Conclusion: Loneliness Creates a Downward Spiral of Morbidity and Mortality

It's time for us to stop building emotional walls and to start building bridges between one another. Feelings of extreme loneliness are subjective, malleable, and never set in stone. Change is always possible.

Hopefully, this research will inspire any of us who tend to be introverted or might self-identify as a 'loner' to become proactive about maintaining strong emotional connections with a broad spectrum of people. Reaching out to others won't only benefit your individual well-being, it will benefit the health and happiness of those around you—especially those who may be feeling lonelier than you realize. This will create a snowball effect of positive emotions and well-being collectively.

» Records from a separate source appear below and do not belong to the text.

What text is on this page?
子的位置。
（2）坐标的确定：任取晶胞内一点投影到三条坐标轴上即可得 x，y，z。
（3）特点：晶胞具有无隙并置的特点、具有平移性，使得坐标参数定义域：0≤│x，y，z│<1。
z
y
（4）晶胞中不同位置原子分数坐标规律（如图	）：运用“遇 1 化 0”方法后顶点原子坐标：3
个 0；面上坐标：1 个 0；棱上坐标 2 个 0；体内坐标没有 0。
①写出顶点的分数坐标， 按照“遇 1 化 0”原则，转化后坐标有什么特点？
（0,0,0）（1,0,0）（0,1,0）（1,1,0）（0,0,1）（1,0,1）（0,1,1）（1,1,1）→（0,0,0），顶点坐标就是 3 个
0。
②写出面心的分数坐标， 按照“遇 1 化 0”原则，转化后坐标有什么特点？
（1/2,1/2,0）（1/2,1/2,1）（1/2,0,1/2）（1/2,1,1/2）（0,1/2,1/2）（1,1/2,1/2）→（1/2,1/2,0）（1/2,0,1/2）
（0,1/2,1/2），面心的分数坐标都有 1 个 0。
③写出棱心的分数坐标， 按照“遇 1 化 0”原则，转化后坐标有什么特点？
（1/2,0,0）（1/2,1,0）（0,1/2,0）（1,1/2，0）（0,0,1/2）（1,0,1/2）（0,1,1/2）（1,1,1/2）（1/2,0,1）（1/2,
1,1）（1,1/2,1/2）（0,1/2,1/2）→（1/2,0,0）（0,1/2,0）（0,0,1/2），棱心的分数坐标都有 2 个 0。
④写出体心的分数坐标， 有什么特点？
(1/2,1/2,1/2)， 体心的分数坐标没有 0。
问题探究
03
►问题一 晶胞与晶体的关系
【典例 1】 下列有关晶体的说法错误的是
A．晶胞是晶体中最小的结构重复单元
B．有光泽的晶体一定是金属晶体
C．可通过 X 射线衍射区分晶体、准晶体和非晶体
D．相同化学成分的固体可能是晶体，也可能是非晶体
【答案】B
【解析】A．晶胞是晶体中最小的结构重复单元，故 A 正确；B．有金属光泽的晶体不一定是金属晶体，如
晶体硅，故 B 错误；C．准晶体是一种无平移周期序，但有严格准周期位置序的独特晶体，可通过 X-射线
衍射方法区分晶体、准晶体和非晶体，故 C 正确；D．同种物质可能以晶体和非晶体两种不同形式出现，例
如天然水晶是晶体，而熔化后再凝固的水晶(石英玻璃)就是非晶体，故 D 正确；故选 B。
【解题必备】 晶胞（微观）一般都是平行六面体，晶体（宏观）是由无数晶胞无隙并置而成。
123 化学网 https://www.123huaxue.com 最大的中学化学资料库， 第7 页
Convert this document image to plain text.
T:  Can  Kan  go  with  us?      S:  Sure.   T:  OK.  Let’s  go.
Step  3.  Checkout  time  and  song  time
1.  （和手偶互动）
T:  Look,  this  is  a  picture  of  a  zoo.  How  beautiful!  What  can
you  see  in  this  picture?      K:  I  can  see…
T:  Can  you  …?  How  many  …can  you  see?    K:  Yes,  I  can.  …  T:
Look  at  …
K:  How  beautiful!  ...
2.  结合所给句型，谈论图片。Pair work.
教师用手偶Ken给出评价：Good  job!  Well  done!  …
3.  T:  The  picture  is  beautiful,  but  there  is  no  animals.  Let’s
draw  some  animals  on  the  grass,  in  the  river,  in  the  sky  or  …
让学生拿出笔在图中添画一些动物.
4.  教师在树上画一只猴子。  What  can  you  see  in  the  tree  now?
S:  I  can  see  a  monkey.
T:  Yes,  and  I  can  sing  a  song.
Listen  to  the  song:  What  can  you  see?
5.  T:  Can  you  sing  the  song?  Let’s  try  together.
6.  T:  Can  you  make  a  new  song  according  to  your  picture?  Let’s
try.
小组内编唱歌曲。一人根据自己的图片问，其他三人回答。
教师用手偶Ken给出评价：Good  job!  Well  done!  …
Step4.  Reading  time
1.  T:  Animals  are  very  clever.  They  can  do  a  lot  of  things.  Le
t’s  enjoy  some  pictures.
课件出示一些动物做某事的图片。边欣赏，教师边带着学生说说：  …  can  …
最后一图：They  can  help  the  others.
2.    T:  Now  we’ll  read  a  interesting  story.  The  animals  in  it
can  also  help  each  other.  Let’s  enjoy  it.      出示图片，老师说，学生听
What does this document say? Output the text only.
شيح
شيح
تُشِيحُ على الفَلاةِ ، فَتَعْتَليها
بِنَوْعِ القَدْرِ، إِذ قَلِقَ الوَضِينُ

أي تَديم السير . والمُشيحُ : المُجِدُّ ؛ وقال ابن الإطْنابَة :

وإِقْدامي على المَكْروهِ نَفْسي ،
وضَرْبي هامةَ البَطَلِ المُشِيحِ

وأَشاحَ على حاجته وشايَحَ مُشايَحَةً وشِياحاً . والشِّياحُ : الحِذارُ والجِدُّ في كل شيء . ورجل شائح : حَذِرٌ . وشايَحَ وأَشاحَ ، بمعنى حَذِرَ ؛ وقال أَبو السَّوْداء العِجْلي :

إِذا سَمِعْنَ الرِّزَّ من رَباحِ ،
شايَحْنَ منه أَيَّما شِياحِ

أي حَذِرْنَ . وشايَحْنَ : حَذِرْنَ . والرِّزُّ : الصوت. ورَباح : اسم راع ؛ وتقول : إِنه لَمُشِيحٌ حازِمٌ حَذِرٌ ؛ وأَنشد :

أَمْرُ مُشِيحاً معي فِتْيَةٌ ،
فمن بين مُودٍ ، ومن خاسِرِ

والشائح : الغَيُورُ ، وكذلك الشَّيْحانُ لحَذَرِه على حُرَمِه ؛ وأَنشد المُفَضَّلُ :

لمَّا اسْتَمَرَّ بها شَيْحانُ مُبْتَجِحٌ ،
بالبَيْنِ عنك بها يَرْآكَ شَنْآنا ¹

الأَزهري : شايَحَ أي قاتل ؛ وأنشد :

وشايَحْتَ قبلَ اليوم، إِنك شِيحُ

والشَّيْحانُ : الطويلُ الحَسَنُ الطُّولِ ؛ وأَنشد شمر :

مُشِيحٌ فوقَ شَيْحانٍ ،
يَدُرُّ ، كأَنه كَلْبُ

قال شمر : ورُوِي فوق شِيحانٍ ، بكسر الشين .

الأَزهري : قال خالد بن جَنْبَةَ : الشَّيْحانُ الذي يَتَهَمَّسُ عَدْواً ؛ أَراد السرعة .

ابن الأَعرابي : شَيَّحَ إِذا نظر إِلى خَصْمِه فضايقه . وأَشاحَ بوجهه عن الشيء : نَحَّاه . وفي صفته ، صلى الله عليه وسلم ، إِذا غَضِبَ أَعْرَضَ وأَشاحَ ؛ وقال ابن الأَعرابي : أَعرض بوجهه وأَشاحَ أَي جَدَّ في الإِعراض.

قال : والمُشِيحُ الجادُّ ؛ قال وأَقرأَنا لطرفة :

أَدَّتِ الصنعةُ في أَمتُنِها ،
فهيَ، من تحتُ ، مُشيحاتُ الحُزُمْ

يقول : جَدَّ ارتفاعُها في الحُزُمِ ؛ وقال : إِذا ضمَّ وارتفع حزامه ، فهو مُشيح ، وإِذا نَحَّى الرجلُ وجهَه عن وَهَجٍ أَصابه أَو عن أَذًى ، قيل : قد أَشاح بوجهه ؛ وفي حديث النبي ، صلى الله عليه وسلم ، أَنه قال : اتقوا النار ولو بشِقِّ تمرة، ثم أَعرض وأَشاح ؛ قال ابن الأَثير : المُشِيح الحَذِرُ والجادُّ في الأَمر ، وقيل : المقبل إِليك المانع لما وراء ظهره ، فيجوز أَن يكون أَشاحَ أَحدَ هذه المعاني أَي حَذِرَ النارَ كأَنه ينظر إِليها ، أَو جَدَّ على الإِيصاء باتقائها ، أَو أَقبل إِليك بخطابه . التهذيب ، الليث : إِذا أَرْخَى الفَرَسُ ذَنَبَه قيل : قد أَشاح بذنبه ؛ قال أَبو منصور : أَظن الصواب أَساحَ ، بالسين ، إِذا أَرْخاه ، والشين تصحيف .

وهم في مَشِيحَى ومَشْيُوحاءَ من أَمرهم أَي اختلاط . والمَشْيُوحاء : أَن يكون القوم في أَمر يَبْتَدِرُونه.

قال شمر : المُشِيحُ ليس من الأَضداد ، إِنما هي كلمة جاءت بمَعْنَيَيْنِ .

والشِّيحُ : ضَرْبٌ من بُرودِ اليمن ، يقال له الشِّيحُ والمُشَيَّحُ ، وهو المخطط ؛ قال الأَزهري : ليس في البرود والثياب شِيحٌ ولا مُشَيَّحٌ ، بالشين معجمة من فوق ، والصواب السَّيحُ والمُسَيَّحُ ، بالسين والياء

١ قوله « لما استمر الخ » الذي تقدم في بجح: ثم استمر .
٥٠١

In a perfect world, each of us would be able to reduce our feelings of loneliness and perceived social isolation simply by making an effort to nurture healthy and loving relationships on a daily basis—both with people we know and with strangers. That said, our world is far from perfect. Many of us know what it feels like to be shunned, marginalized, and treated like a second-class citizen because of the way we were born. All too often, discrimination is the root cause of loneliness and perceived social isolation.

What can be done to stop prejudice from creating more social isolation? Ideally, if each of us makes an effort to live by the Golden Rule and, "Do unto others as you would have them do unto you," I believe we can create an upward spiral of social connectedness.

The neurobiological benefits of loving-kindness and tending-and-befriending are universal and egalitarian. As Martin Luther King, Jr. said, “Darkness cannot drive out darkness; only light can do that. Hate cannot drive out hate; only love can do that.”

As I type this post, there is so much terrorism and fear dominating the headlines and our daily lives. I'm reminded a lot lately of Charlie Chaplin's "Speech to Humanity" from 1940. In this brilliant speech, Chaplin captures the potential hopefulness that comes along with understanding the scientific importance of social connectivity and our universal need for human loving-kindness—especially in the early 21st century.